1] Foreign Currency Transactions

1.] Foreign Currency Transactions are recorded by applying the exchange rate prevailing on the date of transaction.

2.) Monetary items denominated in foreign currency are translated at the exchange rate prevailing on the last day of the accounting year. In respect of items covered by forward contracts, the premium or discount arising at the inception of such a forward exchange contract is amortised as an expense or income over the life of contract. Any profit or loss arising on settlement / cancellation of such a forward exchange contract is recognized as an income or expense for the period.

3.] Non-Monetary items, which are carried in terms of historical cost denominated in a foreign currency, are reported using exchange rate at the date of transaction.

4.) Gain or loss arising out of translation/conversion and on settlement is taken credit for or charged to the statement of profit and loss.

m] Taxation

Income Tax

The current tax is determined as the amount of tax payable in respect of the estimated taxable income for the year in accordance with the

provisions of Income Tax Act, 1961.

Deferred Tax

Deferred tax charge or credit is recognized using prevailing enacted or substantially enacted tax rates.
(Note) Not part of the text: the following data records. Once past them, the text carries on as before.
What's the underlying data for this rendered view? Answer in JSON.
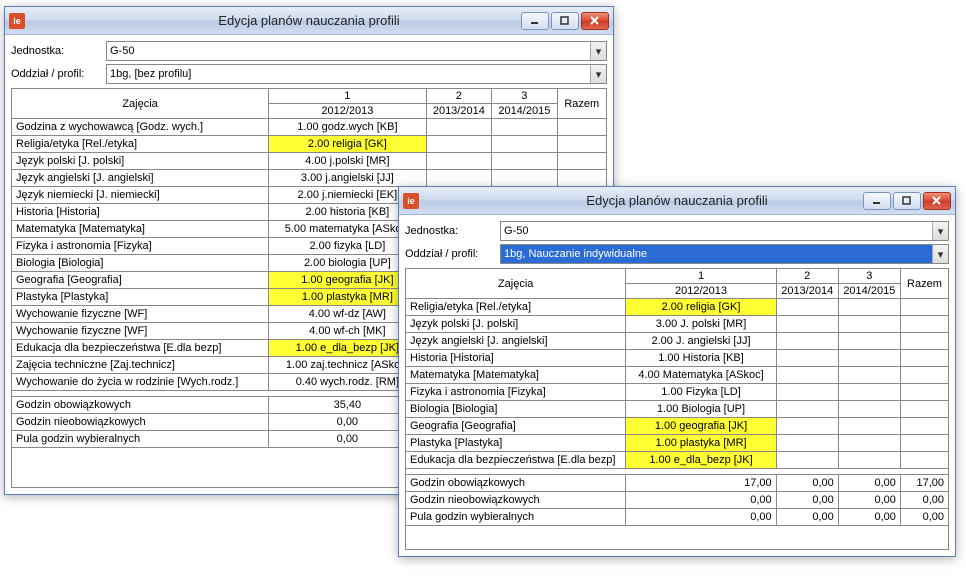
{
  "window1": {
    "title": "Edycja planów nauczania profili",
    "unit_label": "Jednostka:",
    "unit_value": "G-50",
    "profile_label": "Oddział / profil:",
    "profile_value": "1bg, [bez profilu]",
    "headers": {
      "subject": "Zajęcia",
      "col1_num": "1",
      "col1_year": "2012/2013",
      "col2_num": "2",
      "col2_year": "2013/2014",
      "col3_num": "3",
      "col3_year": "2014/2015",
      "total": "Razem"
    },
    "rows": [
      {
        "subj": "Godzina z wychowawcą [Godz. wych.]",
        "v": "1.00 godz.wych [KB]",
        "hl": false
      },
      {
        "subj": "Religia/etyka [Rel./etyka]",
        "v": "2.00 religia [GK]",
        "hl": true
      },
      {
        "subj": "Język polski [J. polski]",
        "v": "4.00 j.polski [MR]",
        "hl": false
      },
      {
        "subj": "Język angielski [J. angielski]",
        "v": "3.00 j.angielski [JJ]",
        "hl": false
      },
      {
        "subj": "Język niemiecki [J. niemiecki]",
        "v": "2.00 j.niemiecki [EK]",
        "hl": false
      },
      {
        "subj": "Historia [Historia]",
        "v": "2.00 historia [KB]",
        "hl": false
      },
      {
        "subj": "Matematyka [Matematyka]",
        "v": "5.00 matematyka [ASkoc]",
        "hl": false
      },
      {
        "subj": "Fizyka i astronomia [Fizyka]",
        "v": "2.00 fizyka [LD]",
        "hl": false
      },
      {
        "subj": "Biologia [Biologia]",
        "v": "2.00 biologia [UP]",
        "hl": false
      },
      {
        "subj": "Geografia [Geografia]",
        "v": "1.00 geografia [JK]",
        "hl": true
      },
      {
        "subj": "Plastyka [Plastyka]",
        "v": "1.00 plastyka [MR]",
        "hl": true
      },
      {
        "subj": "Wychowanie fizyczne [WF]",
        "v": "4.00 wf-dz [AW]",
        "hl": false
      },
      {
        "subj": "Wychowanie fizyczne [WF]",
        "v": "4.00 wf-ch [MK]",
        "hl": false
      },
      {
        "subj": "Edukacja dla bezpieczeństwa [E.dla bezp]",
        "v": "1.00 e_dla_bezp [JK]",
        "hl": true
      },
      {
        "subj": "Zajęcia techniczne [Zaj.technicz]",
        "v": "1.00 zaj.technicz [ASkoc]",
        "hl": false
      },
      {
        "subj": "Wychowanie do życia w rodzinie [Wych.rodz.]",
        "v": "0.40 wych.rodz. [RM]",
        "hl": false
      }
    ],
    "summary": [
      {
        "label": "Godzin obowiązkowych",
        "v": "35,40"
      },
      {
        "label": "Godzin nieobowiązkowych",
        "v": "0,00"
      },
      {
        "label": "Pula godzin wybieralnych",
        "v": "0,00"
      }
    ]
  },
  "window2": {
    "title": "Edycja planów nauczania profili",
    "unit_label": "Jednostka:",
    "unit_value": "G-50",
    "profile_label": "Oddział / profil:",
    "profile_value": "1bg, Nauczanie indywidualne",
    "headers": {
      "subject": "Zajęcia",
      "col1_num": "1",
      "col1_year": "2012/2013",
      "col2_num": "2",
      "col2_year": "2013/2014",
      "col3_num": "3",
      "col3_year": "2014/2015",
      "total": "Razem"
    },
    "rows": [
      {
        "subj": "Religia/etyka [Rel./etyka]",
        "v": "2.00 religia [GK]",
        "hl": true
      },
      {
        "subj": "Język polski [J. polski]",
        "v": "3.00 J. polski [MR]",
        "hl": false
      },
      {
        "subj": "Język angielski [J. angielski]",
        "v": "2.00 J. angielski [JJ]",
        "hl": false
      },
      {
        "subj": "Historia [Historia]",
        "v": "1.00 Historia [KB]",
        "hl": false
      },
      {
        "subj": "Matematyka [Matematyka]",
        "v": "4.00 Matematyka [ASkoc]",
        "hl": false
      },
      {
        "subj": "Fizyka i astronomia [Fizyka]",
        "v": "1.00 Fizyka [LD]",
        "hl": false
      },
      {
        "subj": "Biologia [Biologia]",
        "v": "1.00 Biologia [UP]",
        "hl": false
      },
      {
        "subj": "Geografia [Geografia]",
        "v": "1.00 geografia [JK]",
        "hl": true
      },
      {
        "subj": "Plastyka [Plastyka]",
        "v": "1.00 plastyka [MR]",
        "hl": true
      },
      {
        "subj": "Edukacja dla bezpieczeństwa [E.dla bezp]",
        "v": "1.00 e_dla_bezp [JK]",
        "hl": true
      }
    ],
    "summary": [
      {
        "label": "Godzin obowiązkowych",
        "v1": "17,00",
        "v2": "0,00",
        "v3": "0,00",
        "vt": "17,00"
      },
      {
        "label": "Godzin nieobowiązkowych",
        "v1": "0,00",
        "v2": "0,00",
        "v3": "0,00",
        "vt": "0,00"
      },
      {
        "label": "Pula godzin wybieralnych",
        "v1": "0,00",
        "v2": "0,00",
        "v3": "0,00",
        "vt": "0,00"
      }
    ]
  }
}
Where there is unabsorbed depreciation or carry forward losses, deferred tax assets are recognized only if there is virtual certainty of realisation of such assets. Other deferred tax assets are recognized only to the extent there is reasonable certainty of realisation in future. Deferred tax assets/liabilities are reviewed at each Balance Sheet date based on developments during the year and available case laws, to reassess realisation/liabilities.

n) Pre project expenditure

The expenses on pre feasibility study reports, market survey reports, techno- economic feasibility reports etc. on new projects are allocated to the Fixed Assets on completion of the projects. Where the projects are proved in-fructuous, they are charged to the revenue in the year in which the decision is taken to scrap the same,

o)Earning per share

The Company reports basic and diluted earnings per equity share in accordance with Accounting Standard 20-"Earning per share". Basic earning per equity share is computed by dividing net profit after tax by the weighted average number of equity shares outstanding during the year. The Company does not have any diluted equity share, hence Basic and Dilutive earning per share is same.

p) Provisions and Contingent Liabilities and Contingent Assets

Provisions involving substantial degree of estimation in measurement are recognized when there is a present obligation as a result of past results and it is probable that there will be an outflow of resources.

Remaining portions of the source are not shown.